A San Jose judge today dropped the charges against former Hewlett-Packard board Chairwoman Patricia Dunn, who was accused of orchestrating a program to spy on Bay Area journalists and fellow board members, according to the AP.
Five other defendants in the case will avoid jail by pleading no contest to misdemeanors and performing community service.
The charges were dismissed by Santa Clara County Superior Court Judge Ray Cunningham who said Dunn’s fight with ovarian cancer was one factor that played into his decision to dismiss charges against her.
Another factor was the change in state attorney generals from Bill Lockyer to Jerry Brown. Defense Attorney Tom Nolan told Bay City News, “The new attorney general played a significant role.”
Jerry Brown defended his decision to offer plea bargains, saying in a statement quoted by Bloomberg News that pretexting “had become a widespread problem over the last several years. In the six months since the attorney general’s office first filed criminal charges in the HP case, the use of pretexting has dropped dramatically.”
Pretexting is a euphemism for when a private investigator poses as a phone customer to trick a phone company into releasing phone records. Phone companies usually require part or all of a Social Security number to release such information. The fraudulent use of another person’s SSN is prohibited by federal law.
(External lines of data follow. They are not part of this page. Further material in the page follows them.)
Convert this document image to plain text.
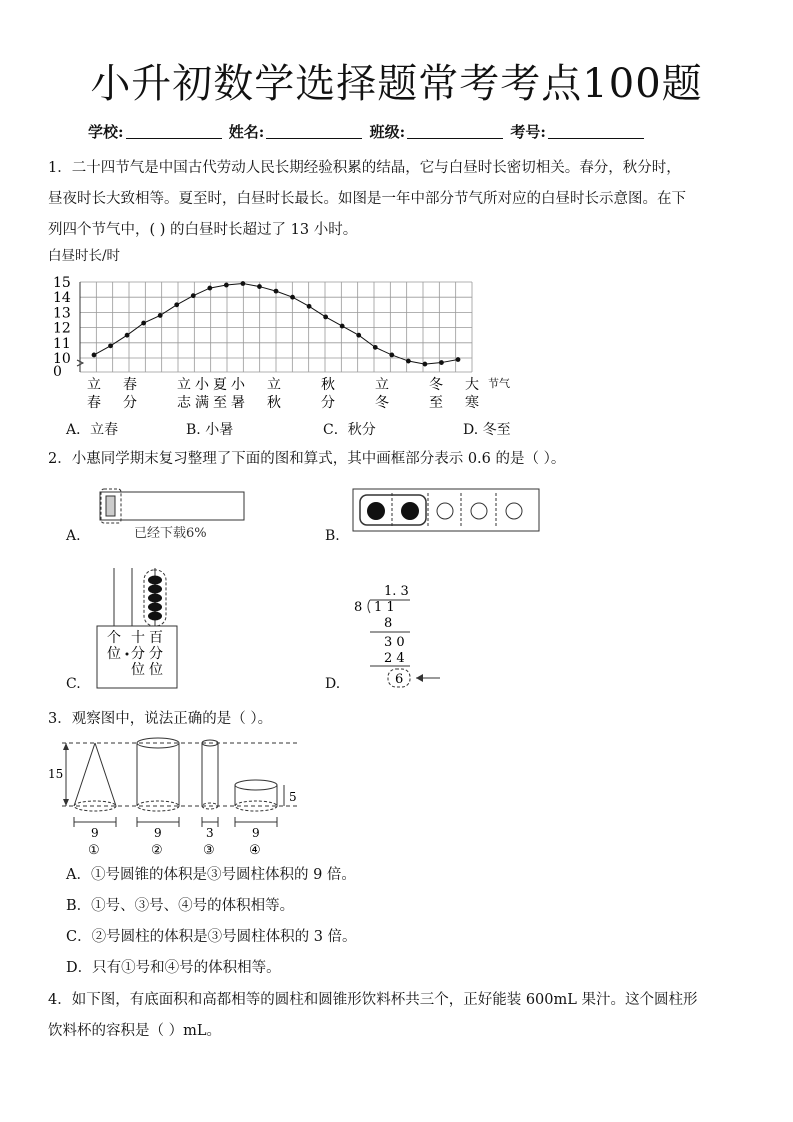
小升初数学选择题常考考点100题
学校:	姓名:	班级:	考号:
1．二十四节气是中国古代劳动人民长期经验积累的结晶，它与白昼时长密切相关。春分，秋分时，
昼夜时长大致相等。夏至时，白昼时长最长。如图是一年中部分节气所对应的白昼时长示意图。在下
列四个节气中，( ) 的白昼时长超过了 13 小时。
白昼时长/时
15
14
13
12
11
10
0
立
春
春
分
立
志
小
满
夏
至
小
暑
立
秋
秋
分
立
冬
冬
至
大
寒
节气
A．立春	B. 小暑	C．秋分	D. 冬至
2．小惠同学期末复习整理了下面的图和算式，其中画框部分表示 0.6 的是（ ）。
A.	已经下载6%	B.
C.
个
位
十
分
位
百
分
位
D.
1. 3
8 1 1
8
3 0
2 4
6
3．观察图中，说法正确的是（ ）。
15
5
9	9	3	9
①	②	③	④
A．①号圆锥的体积是③号圆柱体积的 9 倍。
B．①号、③号、④号的体积相等。
C．②号圆柱的体积是③号圆柱体积的 3 倍。
D．只有①号和④号的体积相等。
4．如下图，有底面积和高都相等的圆柱和圆锥形饮料杯共三个，正好能装 600mL 果汁。这个圆柱形
饮料杯的容积是（ ）mL。
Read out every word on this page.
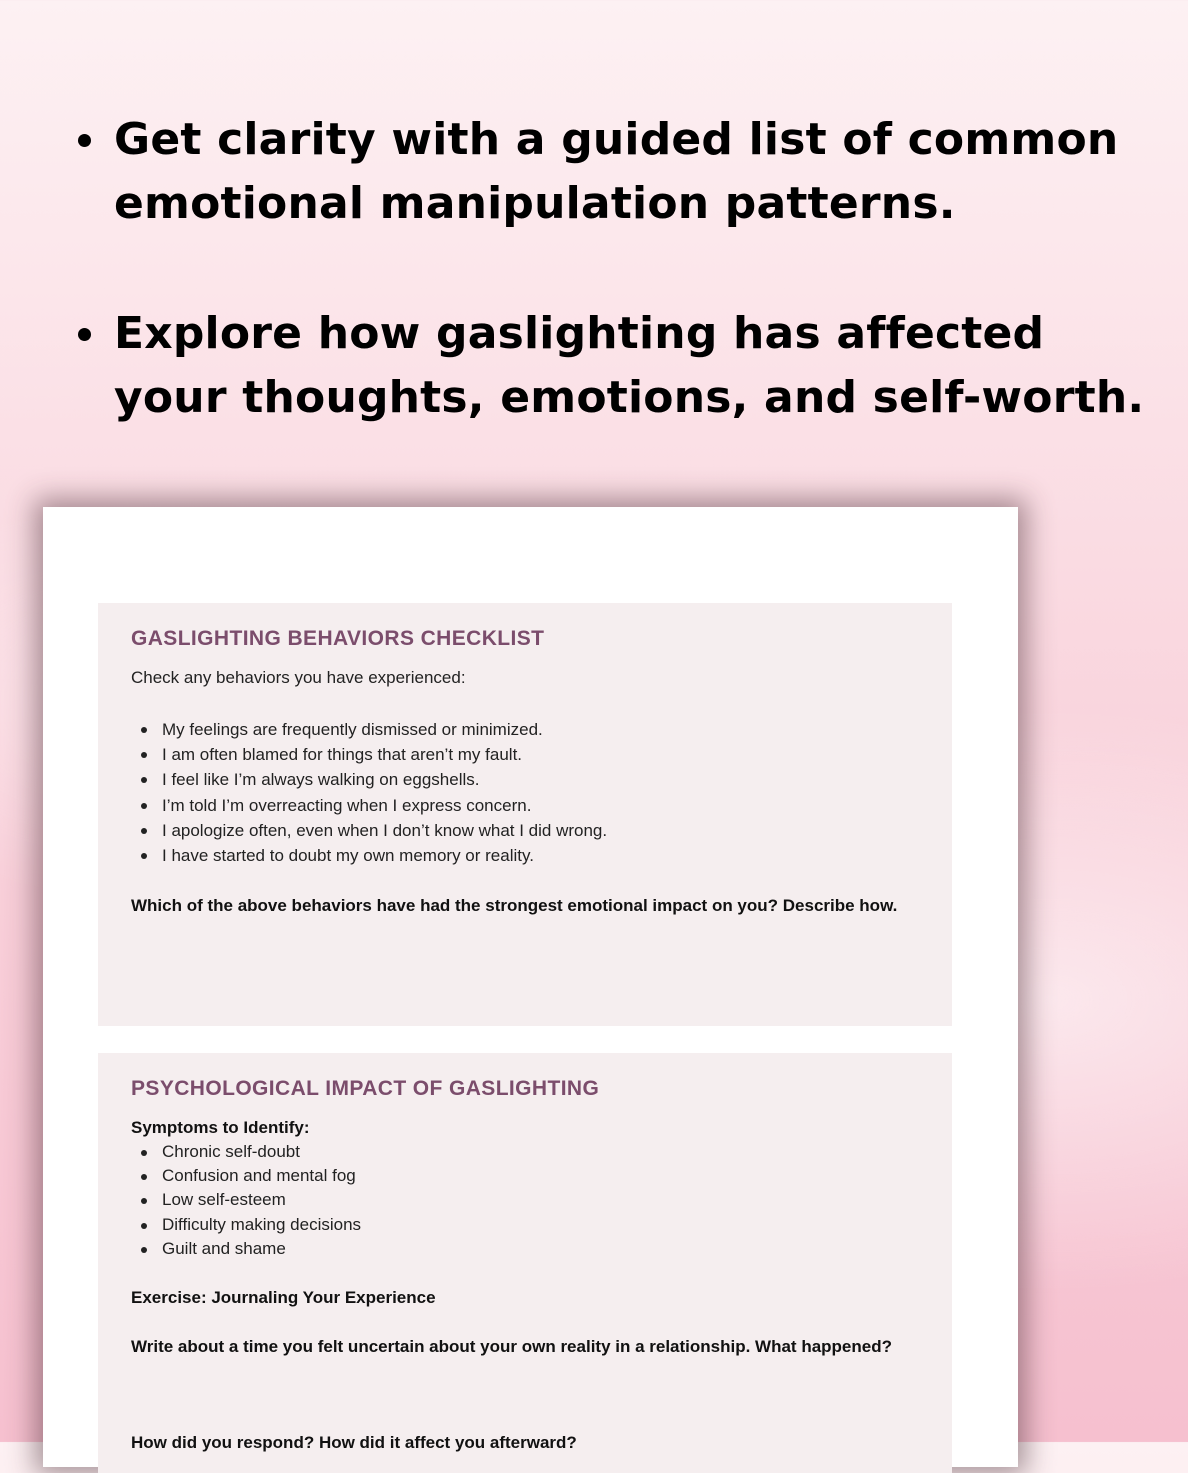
Get clarity with a guided list of common emotional manipulation patterns.
Explore how gaslighting has affected your thoughts, emotions, and self-worth.
GASLIGHTING BEHAVIORS CHECKLIST

Check any behaviors you have experienced:

My feelings are frequently dismissed or minimized.
I am often blamed for things that aren’t my fault.
I feel like I’m always walking on eggshells.
I’m told I’m overreacting when I express concern.
I apologize often, even when I don’t know what I did wrong.
I have started to doubt my own memory or reality.

Which of the above behaviors have had the strongest emotional impact on you? Describe how.

PSYCHOLOGICAL IMPACT OF GASLIGHTING

Symptoms to Identify:

Chronic self-doubt
Confusion and mental fog
Low self-esteem
Difficulty making decisions
Guilt and shame

Exercise: Journaling Your Experience

Write about a time you felt uncertain about your own reality in a relationship. What happened?

How did you respond? How did it affect you afterward?
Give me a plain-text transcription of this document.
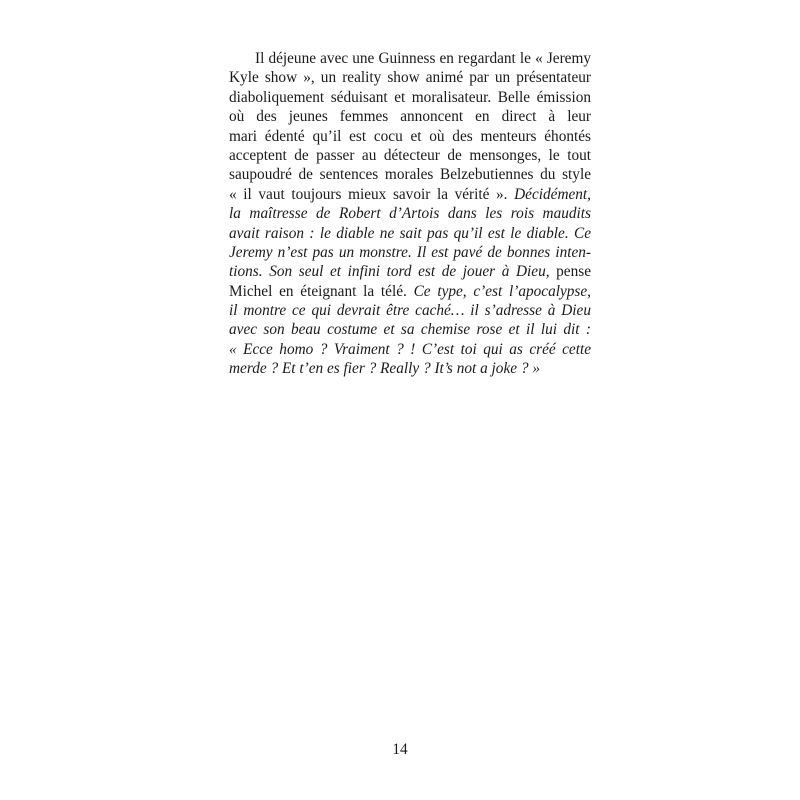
Il déjeune avec une Guinness en regardant le « Jeremy
Kyle show », un reality show animé par un présentateur
diaboliquement séduisant et moralisateur. Belle émission
où des jeunes femmes annoncent en direct à leur
mari édenté qu’il est cocu et où des menteurs éhontés
acceptent de passer au détecteur de mensonges, le tout
saupoudré de sentences morales Belzebutiennes du style
« il vaut toujours mieux savoir la vérité ». Décidément,
la maîtresse de Robert d’Artois dans les rois maudits
avait raison : le diable ne sait pas qu’il est le diable. Ce
Jeremy n’est pas un monstre. Il est pavé de bonnes inten-
tions. Son seul et infini tord est de jouer à Dieu, pense
Michel en éteignant la télé. Ce type, c’est l’apocalypse,
il montre ce qui devrait être caché… il s’adresse à Dieu
avec son beau costume et sa chemise rose et il lui dit :
« Ecce homo ? Vraiment ? ! C’est toi qui as créé cette
merde ? Et t’en es fier ? Really ? It’s not a joke ? »
14
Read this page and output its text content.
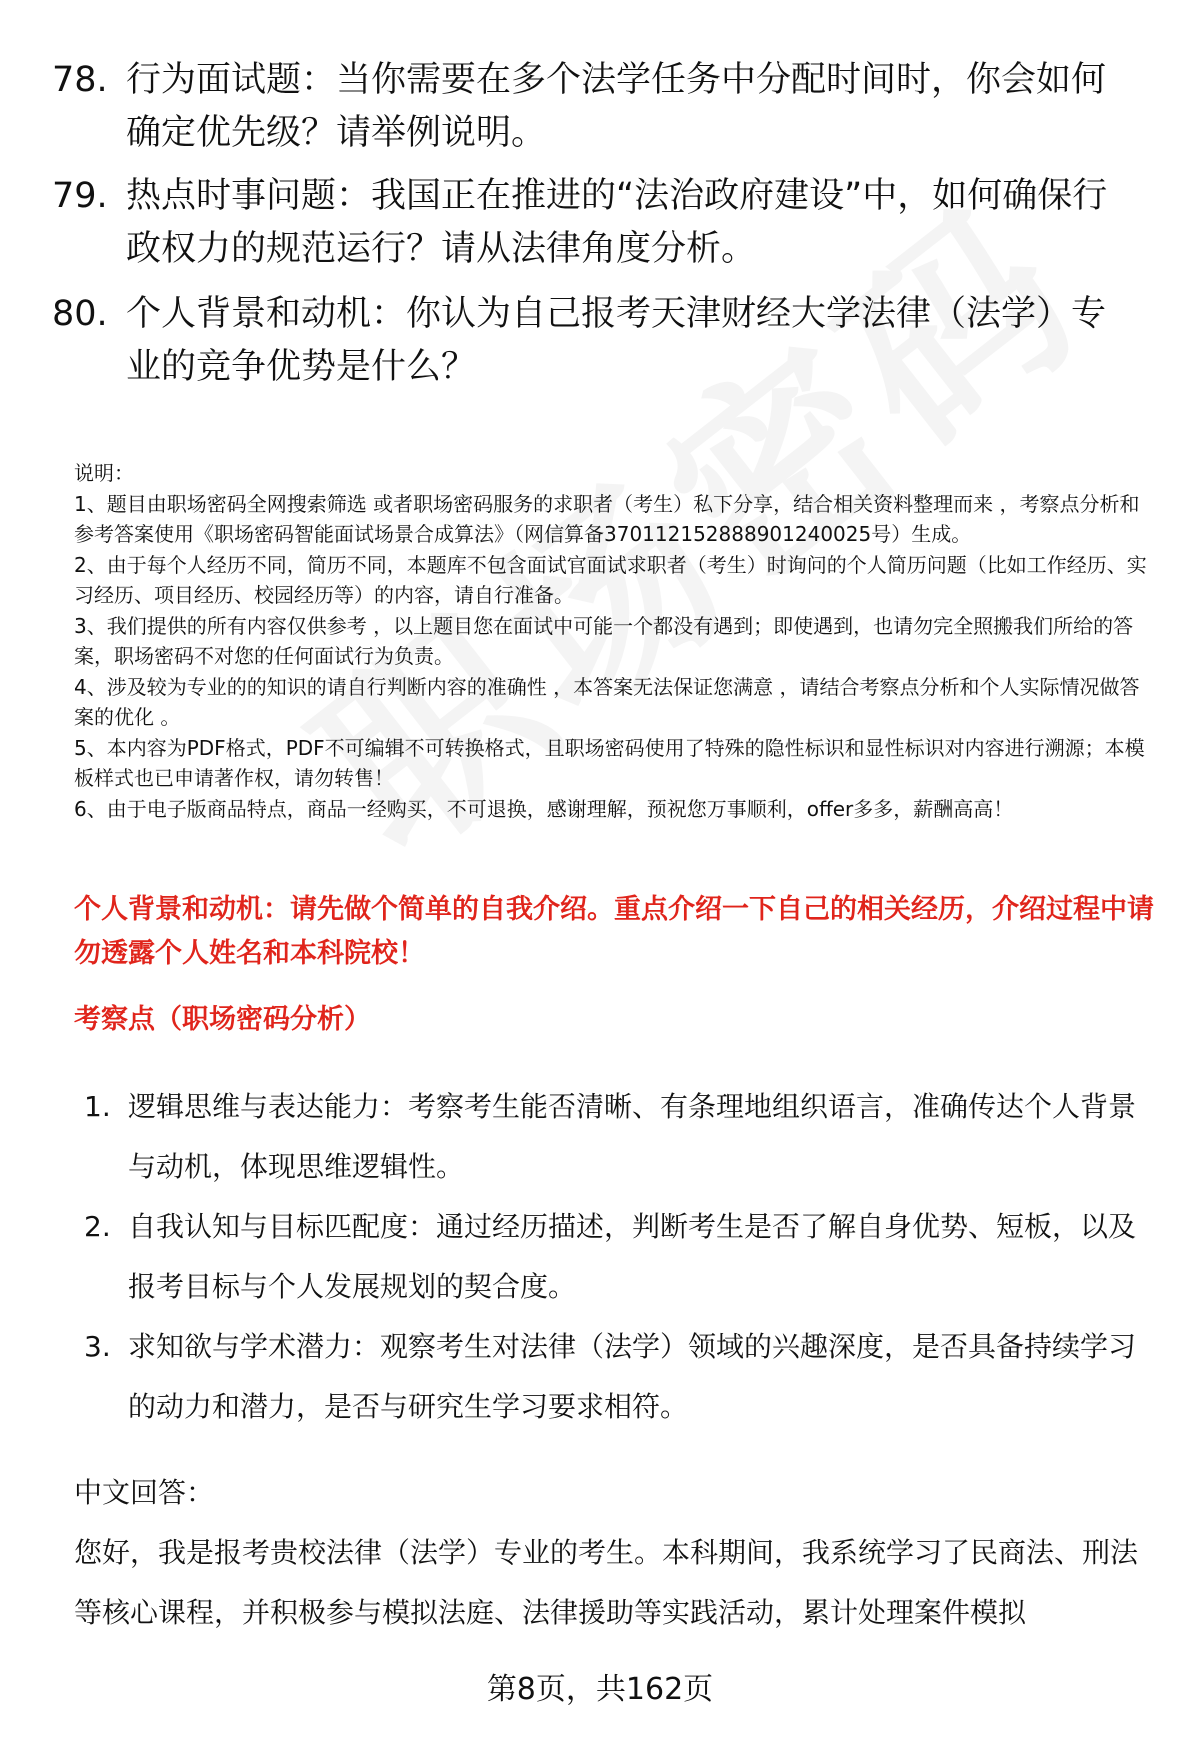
78. 行为面试题：当你需要在多个法学任务中分配时间时，你会如何确定优先级？请举例说明。
79. 热点时事问题：我国正在推进的“法治政府建设”中，如何确保行政权力的规范运行？请从法律角度分析。
80. 个人背景和动机：你认为自己报考天津财经大学法律（法学）专业的竞争优势是什么？

说明：

1、题目由职场密码全网搜索筛选 或者职场密码服务的求职者（考生）私下分享，结合相关资料整理而来 ，考察点分析和参考答案使用《职场密码智能面试场景合成算法》（网信算备370112152888901240025号）生成。

2、由于每个人经历不同，简历不同，本题库不包含面试官面试求职者（考生）时询问的个人简历问题（比如工作经历、实习经历、项目经历、校园经历等）的内容，请自行准备。

3、我们提供的所有内容仅供参考 ，以上题目您在面试中可能一个都没有遇到；即使遇到，也请勿完全照搬我们所给的答案，职场密码不对您的任何面试行为负责。

4、涉及较为专业的的知识的请自行判断内容的准确性 ，本答案无法保证您满意 ，请结合考察点分析和个人实际情况做答案的优化 。

5、本内容为PDF格式，PDF不可编辑不可转换格式，且职场密码使用了特殊的隐性标识和显性标识对内容进行溯源；本模板样式也已申请著作权，请勿转售！

6、由于电子版商品特点，商品一经购买，不可退换，感谢理解，预祝您万事顺利，offer多多，薪酬高高！

个人背景和动机：请先做个简单的自我介绍。重点介绍一下自己的相关经历，介绍过程中请勿透露个人姓名和本科院校！
考察点（职场密码分析）
1. 逻辑思维与表达能力：考察考生能否清晰、有条理地组织语言，准确传达个人背景与动机，体现思维逻辑性。
2. 自我认知与目标匹配度：通过经历描述，判断考生是否了解自身优势、短板，以及报考目标与个人发展规划的契合度。
3. 求知欲与学术潜力：观察考生对法律（法学）领域的兴趣深度，是否具备持续学习的动力和潜力，是否与研究生学习要求相符。
中文回答：
您好，我是报考贵校法律（法学）专业的考生。本科期间，我系统学习了民商法、刑法等核心课程，并积极参与模拟法庭、法律援助等实践活动，累计处理案件模拟
第8页，共162页
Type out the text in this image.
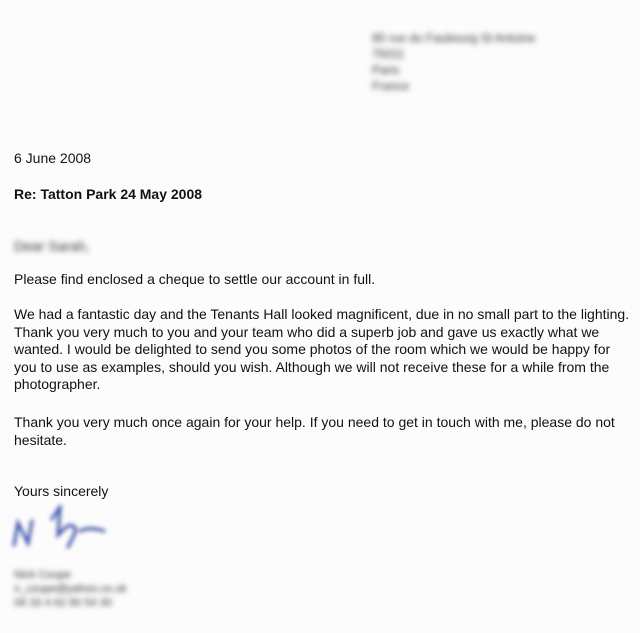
85 rue du Faubourg St Antoine
75011
Paris
France
6 June 2008
Re: Tatton Park 24 May 2008
Dear Sarah,

Please find enclosed a cheque to settle our account in full.

We had a fantastic day and the Tenants Hall looked magnificent, due in no small part to the lighting. Thank you very much to you and your team who did a superb job and gave us exactly what we wanted. I would be delighted to send you some photos of the room which we would be happy for you to use as examples, should you wish. Although we will not receive these for a while from the photographer.

Thank you very much once again for your help. If you need to get in touch with me, please do not hesitate.

Yours sincerely
Nick Coupe
n_coupe@yahoo.co.uk
06 33 4 62 90 54 30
Today’s action does not preclude the federal government from filing charges.
The door also remains open to civil suits that might be filed against HP by the reporters whose phone records were stolen or the reporters employers. The nine reporters targeted by HP were Peter Burrows, Ben Elgin and Roger Crockett of Business Week; Pui-Wing Tam and George Anders of the Wall Street Journal; John Markoff of the New York Times; and Dawn Kawamoto, Tom Krazit and Stephen Shankland of CNET’s News.com. Most of the reporters worked out of San Francisco bureaus.
Judge Cunningham’s actions come the same day that HP is holding its annual shareholders meeting in Santa Clara and a group of shareholders, led by the giant state pension fund CalPERS, is seeking reforms in how the company selects its board members. Dennis Johnson, CalPERS’ director of corporate governance, told the Chronicle that the HP the spying scandal was a factor in his organization’s decision to support the reform proposal.
For the history of the spying case, see Feb. 19 edition of The New Yorker.